A Consultation on Clinical Ethics with Dr. Andrew Barnosky
Dr. Andrew Barnosky, Director of the Adult Clinical Ethics Consultation Service and Chair of the Adult Ethics Committee at the University of Michigan Health System conducts a valuable clinic for us--on the vital role and reasons for the increasing use of ethics consultations in patient care.
When we first heard about clinical ethics consultation, we assumed it primarily served as a helpline for health care practitioners interested in getting a "second opinion" and perspective from colleagues about ethical dilemmas they encounter in their daily work. To be sure, the service is such a resource. Further--because Michigan is a premiere teaching institution, the service is central to educating medical students about the ethical dimensions of patient care.

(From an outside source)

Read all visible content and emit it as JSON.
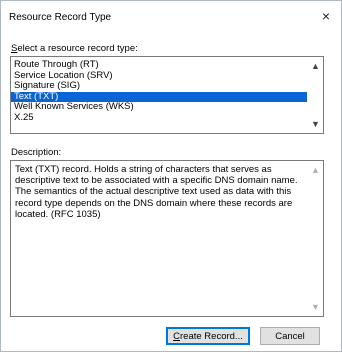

Equally significant, however, are the ethics consultations the service provides to all patients and physicians who request them--and thus its role in supporting patient-centered care approaches and in advancing public education about ethical decision-making.
Consider this scenario presented by Dr. Barnosky:
An older woman enters the hospital after a stroke. She has not left any instructions, known as an advanced directive, nor has she signed off on any legal documents outlining her treatment preferences and care wishes, in the event her condition leaves her unable to make her own decisions. Her family is supportive, but several of them disagree about her care and treatment. Because the patient cannot make decisions and the family wishes to receive guidance that will help them act in her best interests as best as they can, they ask for an ethics consultation from the Adult Clinical Ethics Consultation Service/Committee.
This situation is one we can all immediately appreciate. Based on our conversation with Dr. Barnosky about the service's purpose and how its members go about their work, we can also appreciate its many benefits. First, among them--an ethics consultation service explicitly acknowledges and announces to patients--that ethical dilemmas and concerns--may be integral to their care. Second, such a service gives patients and their loved ones an additional expert perspective on how to think about their treatment and care. That is, by consulting with other specialists, including bioethicists and health care team members with ethics training, patients stand to gain different and expanded insight into their care options and the many contingencies upon which their own decision options depend. Further, members of the service are very familiar with the ethics dimensions of care and skilled in the many and varied ways to effectively talk with others about ethical decision-making. As a result, they are able to offer advice and counsel supported by reflective practice and experience.
Dr. Barnosky, who holds multiple responsibilities as an emergency medicine physician and Associate Professor of Emergency Medicine--was also clinical about his ethics role...and offered a few cautionary notes. Primarily the advisory that-- ethics consultations are just that--consultations that express nonbinding evaluations intended to help patients and their loved ones make their own evaluations and judgments about the ethics elements and decisions that will direct their care.
This is a welcome advisory...and worthwhile to think further about. Indeed, there are areas of our personal and intimate lives to which we have ceded decision-making and practical judgment to experts. With beneficial--as well as harmful results for individuals and society. And yet, as Dr. Barnosky tells us--medicine's shift to patient-centered philosophies over its paternalistic past clearly signals a patient education focus that emphasizes equitable communication and the learning of independent judgment to encourage abilities, when possible, to make decisions in the best interests of those receiving care.